Jeffrey Wynocki was driven to his specialty by his own sense of outrage. The horrible depredations suffered by the prisoners at Abu Ghraib incensed him. He was just a lowly corporal in communications at Fort Drum when that news broke. It touched a sense of justice, or injustice, that he'd been unaware of. Mostly the National Guardsmen who humiliated those helpless insurgents reminded him of the bullies he had to suffer back at Cedarbrook High School in Rutland, Vermont. The arm punches in the hallway, the swirlies in the boys room, the choke-outs in phys ed. The grins on the faces of those overbearing assholes in the famous photos were interchangeable with the ones worn by his own tormentors back in ninth grade.
He was here to make a difference. But right now he wasn't sure what difference he could make.
He decided on offering his services to the docs and medics in the medical shed. A lot of the Afghan troops came back with wounds from a firefight down on Highway One. It seemed the perfect place for the Americans to bond with their native allies. S/S Wynocki determined that a man at death's door would be open to a friendly hand and a smile. He reminded himself not to actually touch an ANA soldier with his hand and to make certain he didn't actually smile.
The med shed was not what he expected. The scenes in movies about men wounded in combat were always so hectic with personnel rushing around calling out orders and blood-spattered casualties crying out in pain and terror. The pre-fab hospital unit was surprisingly sedate with medics quietly speaking through interpreters to wounded Afghans either seated in chairs or lying on aluminum frame cots. Wynocki understood this was the triage area. The really bad cases were already in surgery, he was sure. There was no panic or even fear among the soldiers. One man, with head swaddled in bloody bandages, was praying softly where he knelt on the floor. But other than that, the room could have been any suburban walk-in clinic back in the States.
There was little room to move in the SRO front area and Wynocki was constantly being asked to stand aside or simply shouldered away as the medics and ‘terps moved from patient to patient.
"Is there something I can help you with, Sergeant?" an LT asked him after a while. The LT was a full doctor and wore green scrubs with the bloody imprint of a man's hand staining the front.
"I was here to offer any assistance I could, sir," Wynocki smiled as his shoulders hit the plywood wall between two bunks. He was being crowded away by two privates helping an Afghan with a badly burnt leg into a wheelchair. The smell of scorched hair and bacon reached Wynocki's nostrils when the man was moved. He fought down his gorge.
"Right now you could assist me by getting the fuck out of my hospital," the LT said without expression.
"Yes, sir," Wynocki said, face reddening. He stumbled over a soldier lying on the floor on his way out. The man growled at him and Wynocki choked off his own stuttered apologies when he remembered that they would only be responded to with contempt. He was out of the artificial light and into the cool dark with eyes hot with humiliation.
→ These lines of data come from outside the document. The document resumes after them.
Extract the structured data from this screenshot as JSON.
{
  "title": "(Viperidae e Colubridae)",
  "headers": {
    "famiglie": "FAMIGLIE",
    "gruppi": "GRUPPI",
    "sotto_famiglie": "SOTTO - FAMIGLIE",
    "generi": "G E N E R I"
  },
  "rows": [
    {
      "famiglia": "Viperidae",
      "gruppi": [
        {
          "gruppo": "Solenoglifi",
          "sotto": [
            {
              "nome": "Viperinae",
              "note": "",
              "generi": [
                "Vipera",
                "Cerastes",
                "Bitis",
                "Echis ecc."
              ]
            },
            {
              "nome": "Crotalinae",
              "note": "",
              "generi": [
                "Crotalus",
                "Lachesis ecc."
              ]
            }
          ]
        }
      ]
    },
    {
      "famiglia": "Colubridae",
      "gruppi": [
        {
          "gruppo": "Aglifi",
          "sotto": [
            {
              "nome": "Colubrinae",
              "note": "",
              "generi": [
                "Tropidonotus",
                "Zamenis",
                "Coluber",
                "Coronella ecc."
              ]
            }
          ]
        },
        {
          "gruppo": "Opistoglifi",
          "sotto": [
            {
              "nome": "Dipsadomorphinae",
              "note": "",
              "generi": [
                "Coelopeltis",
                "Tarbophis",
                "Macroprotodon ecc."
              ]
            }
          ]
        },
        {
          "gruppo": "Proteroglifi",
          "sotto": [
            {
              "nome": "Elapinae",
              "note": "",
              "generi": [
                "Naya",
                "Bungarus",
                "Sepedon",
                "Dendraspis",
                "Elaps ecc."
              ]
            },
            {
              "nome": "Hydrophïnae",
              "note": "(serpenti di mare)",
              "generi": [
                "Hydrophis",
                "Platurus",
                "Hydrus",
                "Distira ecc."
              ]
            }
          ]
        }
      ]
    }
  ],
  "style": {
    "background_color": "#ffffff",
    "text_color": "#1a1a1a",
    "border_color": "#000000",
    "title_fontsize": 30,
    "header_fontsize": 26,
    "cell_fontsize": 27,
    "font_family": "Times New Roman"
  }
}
Returning home, he found the door to his container standing open. He recalled shutting it before heading to the med shed.
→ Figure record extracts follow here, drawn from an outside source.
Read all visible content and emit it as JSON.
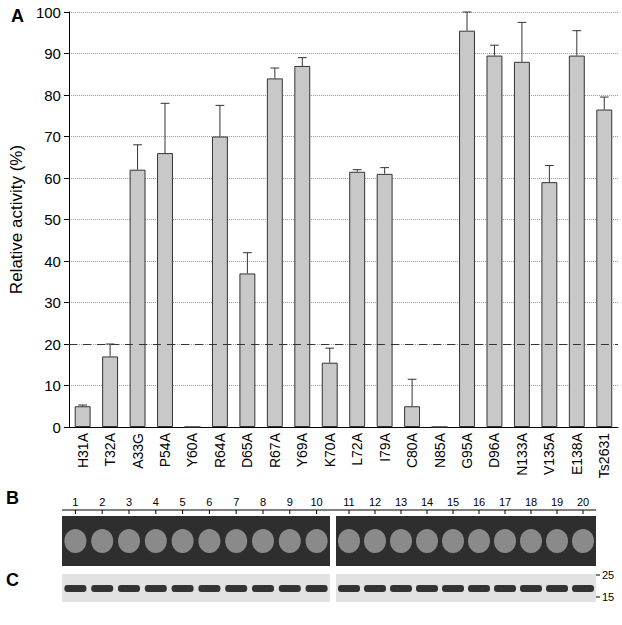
{
  "chart_data": {
    "type": "bar",
    "panel_label": "A",
    "categories": [
      "H31A",
      "T32A",
      "A33G",
      "P54A",
      "Y60A",
      "R64A",
      "D65A",
      "R67A",
      "Y69A",
      "K70A",
      "L72A",
      "I79A",
      "C80A",
      "N85A",
      "G95A",
      "D96A",
      "N133A",
      "V135A",
      "E138A",
      "Ts2631"
    ],
    "values": [
      5,
      17,
      62,
      66,
      0,
      70,
      37,
      84,
      87,
      15.5,
      61.5,
      61,
      5,
      0,
      95.5,
      89.5,
      88,
      59,
      89.5,
      76.5
    ],
    "errors": [
      0.3,
      3,
      6,
      12,
      null,
      7.5,
      5,
      2.5,
      2,
      3.5,
      0.5,
      1.5,
      6.5,
      null,
      4.5,
      2.5,
      9.5,
      4,
      6,
      3
    ],
    "color": "#c8c8c8",
    "ylabel": "Relative activity (%)",
    "ylim": [
      0,
      100
    ],
    "yticks": [
      0,
      10,
      20,
      30,
      40,
      50,
      60,
      70,
      80,
      90,
      100
    ],
    "grid": true,
    "ref_line": 20
  },
  "gels": [
    {
      "label": "B",
      "lanes": [
        1,
        2,
        3,
        4,
        5,
        6,
        7,
        8,
        9,
        10,
        11,
        12,
        13,
        14,
        15,
        16,
        17,
        18,
        19,
        20
      ]
    },
    {
      "label": "C",
      "markers": [
        25,
        15
      ]
    }
  ]
}
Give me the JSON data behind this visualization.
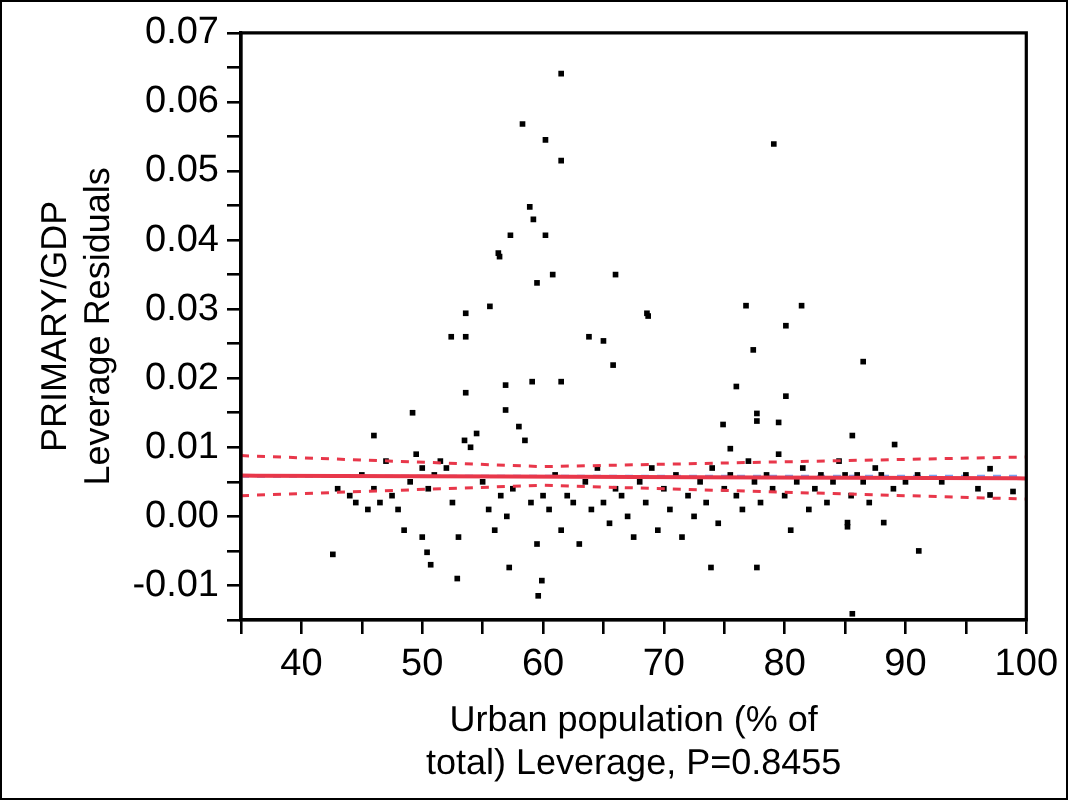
{
  "chart_data": {
    "type": "scatter",
    "xlabel": "Urban population (% of\ntotal) Leverage, P=0.8455",
    "ylabel": "PRIMARY/GDP\nLeverage Residuals",
    "xlim": [
      35,
      100
    ],
    "xticks": [
      {
        "value": 35,
        "label": null
      },
      40,
      {
        "value": 45,
        "label": null
      },
      50,
      {
        "value": 55,
        "label": null
      },
      60,
      {
        "value": 65,
        "label": null
      },
      70,
      {
        "value": 75,
        "label": null
      },
      80,
      {
        "value": 85,
        "label": null
      },
      90,
      {
        "value": 95,
        "label": null
      },
      100
    ],
    "ylim": [
      -0.015,
      0.07
    ],
    "yticks": [
      {
        "value": -0.015,
        "label": null
      },
      {
        "value": -0.01,
        "label": "-0.01"
      },
      {
        "value": -0.005,
        "label": null
      },
      {
        "value": 0,
        "label": "0.00"
      },
      {
        "value": 0.005,
        "label": null
      },
      {
        "value": 0.01,
        "label": "0.01"
      },
      {
        "value": 0.015,
        "label": null
      },
      {
        "value": 0.02,
        "label": "0.02"
      },
      {
        "value": 0.025,
        "label": null
      },
      {
        "value": 0.03,
        "label": "0.03"
      },
      {
        "value": 0.035,
        "label": null
      },
      {
        "value": 0.04,
        "label": "0.04"
      },
      {
        "value": 0.045,
        "label": null
      },
      {
        "value": 0.05,
        "label": "0.05"
      },
      {
        "value": 0.055,
        "label": null
      },
      {
        "value": 0.06,
        "label": "0.06"
      },
      {
        "value": 0.065,
        "label": null
      },
      {
        "value": 0.07,
        "label": "0.07"
      }
    ],
    "grid": false,
    "legend": false,
    "ref_lines": [
      {
        "axis": "y",
        "value": 0.0058,
        "color": "#7a9ff0",
        "line_style": "dashed"
      }
    ],
    "series": [
      {
        "color": "#000000",
        "marker": "square",
        "x": [
          61.5,
          58.3,
          60.2,
          61.5,
          58.9,
          59.2,
          57.3,
          60.2,
          56.3,
          56.4,
          60.8,
          59.5,
          55.6,
          53.6,
          79.1,
          66,
          68.6,
          76.8,
          81.4,
          52.4,
          53.6,
          53.6,
          56.9,
          56.9,
          59.1,
          61.5,
          63.8,
          65,
          49.2,
          46,
          42.6,
          52.9,
          59.6,
          59.9,
          57.2,
          50.4,
          50.7,
          50,
          68.7,
          80.1,
          77.4,
          65.8,
          86.5,
          76,
          80.1,
          77.7,
          77.7,
          79.5,
          74.9,
          75.5,
          85.6,
          89.1,
          85.6,
          91.1,
          77.7,
          73.9,
          85.2,
          85.2,
          88.2,
          98.9,
          97,
          97,
          43,
          44,
          44.5,
          45,
          45.5,
          46,
          46.5,
          47,
          47.5,
          48,
          48.5,
          49,
          49.5,
          50,
          50.5,
          51,
          51.5,
          52,
          52.5,
          53,
          53.5,
          54,
          54.5,
          55,
          55.5,
          56,
          56.5,
          57,
          57.5,
          58,
          58.5,
          59,
          59.5,
          60,
          60.5,
          61,
          61.5,
          62,
          62.5,
          63,
          63.5,
          64,
          64.5,
          65,
          65.5,
          66,
          66.5,
          67,
          67.5,
          68,
          68.5,
          69,
          69.5,
          70,
          70.5,
          71,
          71.5,
          72,
          72.5,
          73,
          73.5,
          74,
          74.5,
          75,
          75.5,
          76,
          76.5,
          77,
          77.5,
          78,
          78.5,
          79,
          79.5,
          80,
          80.5,
          81,
          81.5,
          82,
          82.5,
          83,
          83.5,
          84,
          84.5,
          85,
          85.5,
          86,
          86.5,
          87,
          87.5,
          88,
          89,
          90,
          91,
          93,
          95,
          96
        ],
        "values": [
          0.0641,
          0.0568,
          0.0545,
          0.0515,
          0.0448,
          0.043,
          0.0407,
          0.0407,
          0.0381,
          0.0376,
          0.035,
          0.0338,
          0.0304,
          0.0294,
          0.0539,
          0.035,
          0.0294,
          0.0305,
          0.0305,
          0.026,
          0.026,
          0.0179,
          0.019,
          0.0154,
          0.0195,
          0.0195,
          0.026,
          0.0254,
          0.015,
          0.0117,
          -0.0055,
          -0.009,
          -0.0115,
          -0.0093,
          -0.0074,
          -0.0052,
          -0.007,
          -0.003,
          0.029,
          0.0276,
          0.0241,
          0.0219,
          0.0224,
          0.0188,
          0.0174,
          0.0149,
          0.0138,
          0.0136,
          0.0133,
          0.0098,
          0.0117,
          0.0104,
          -0.0141,
          -0.005,
          -0.0074,
          -0.0074,
          -0.0009,
          -0.0015,
          -0.0009,
          0.0036,
          0.0069,
          0.0031,
          0.004,
          0.003,
          0.002,
          0.006,
          0.001,
          0.004,
          0.002,
          0.008,
          0.003,
          0.001,
          -0.002,
          0.005,
          0.009,
          0.007,
          0.004,
          0.006,
          0.008,
          0.007,
          0.002,
          -0.003,
          0.011,
          0.01,
          0.012,
          0.005,
          0.001,
          -0.002,
          0.003,
          0,
          0.004,
          0.013,
          0.011,
          0.002,
          -0.004,
          0.003,
          0.001,
          0.006,
          -0.002,
          0.003,
          0.002,
          -0.004,
          0.005,
          0.001,
          0.007,
          0.002,
          -0.001,
          0.004,
          0.003,
          0,
          -0.003,
          0.005,
          0.002,
          0.007,
          -0.002,
          0.004,
          0.001,
          0.006,
          -0.003,
          0.003,
          0,
          0.005,
          0.002,
          0.007,
          -0.001,
          0.004,
          0.006,
          0.003,
          0.001,
          0.008,
          0.005,
          0.002,
          0.006,
          0.004,
          0.009,
          0.003,
          -0.002,
          0.005,
          0.007,
          0.001,
          0.004,
          0.006,
          0.002,
          0.005,
          0.008,
          0.006,
          0.003,
          0.006,
          0.005,
          0.002,
          0.007,
          0.006,
          0.004,
          0.005,
          0.006,
          0.005,
          0.006,
          0.004
        ]
      },
      {
        "type": "line",
        "color": "#e8374a",
        "line_style": "solid",
        "x": [
          35,
          100
        ],
        "values": [
          0.0059,
          0.0055
        ]
      },
      {
        "type": "line",
        "color": "#e8374a",
        "line_style": "dashed",
        "x": [
          35,
          60,
          100
        ],
        "values": [
          0.0088,
          0.0072,
          0.0086
        ]
      },
      {
        "type": "line",
        "color": "#e8374a",
        "line_style": "dashed",
        "x": [
          35,
          60,
          100
        ],
        "values": [
          0.003,
          0.0045,
          0.0025
        ]
      }
    ]
  }
}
The lights were on inside and someone was moving cases from a stack at the rear of the container. The uniform was the forest cammo worn by the ANA.
"Do you have permission to be here?" Wynocki asked. After his embarrassment in the med shed he welcomed an opportunity to pull rank on someone, anyone. Even one of the locals would do. This was the Army, mister.
The young Afghan the others called Harry Potter whirled to face him. The same boy he saved from a beating two days ago. What was his name? His real name? In the boy's arms was an open case of canister-type frag grenades. The boy was not surprised. He was not afraid. His face was a mask of undisguised fury.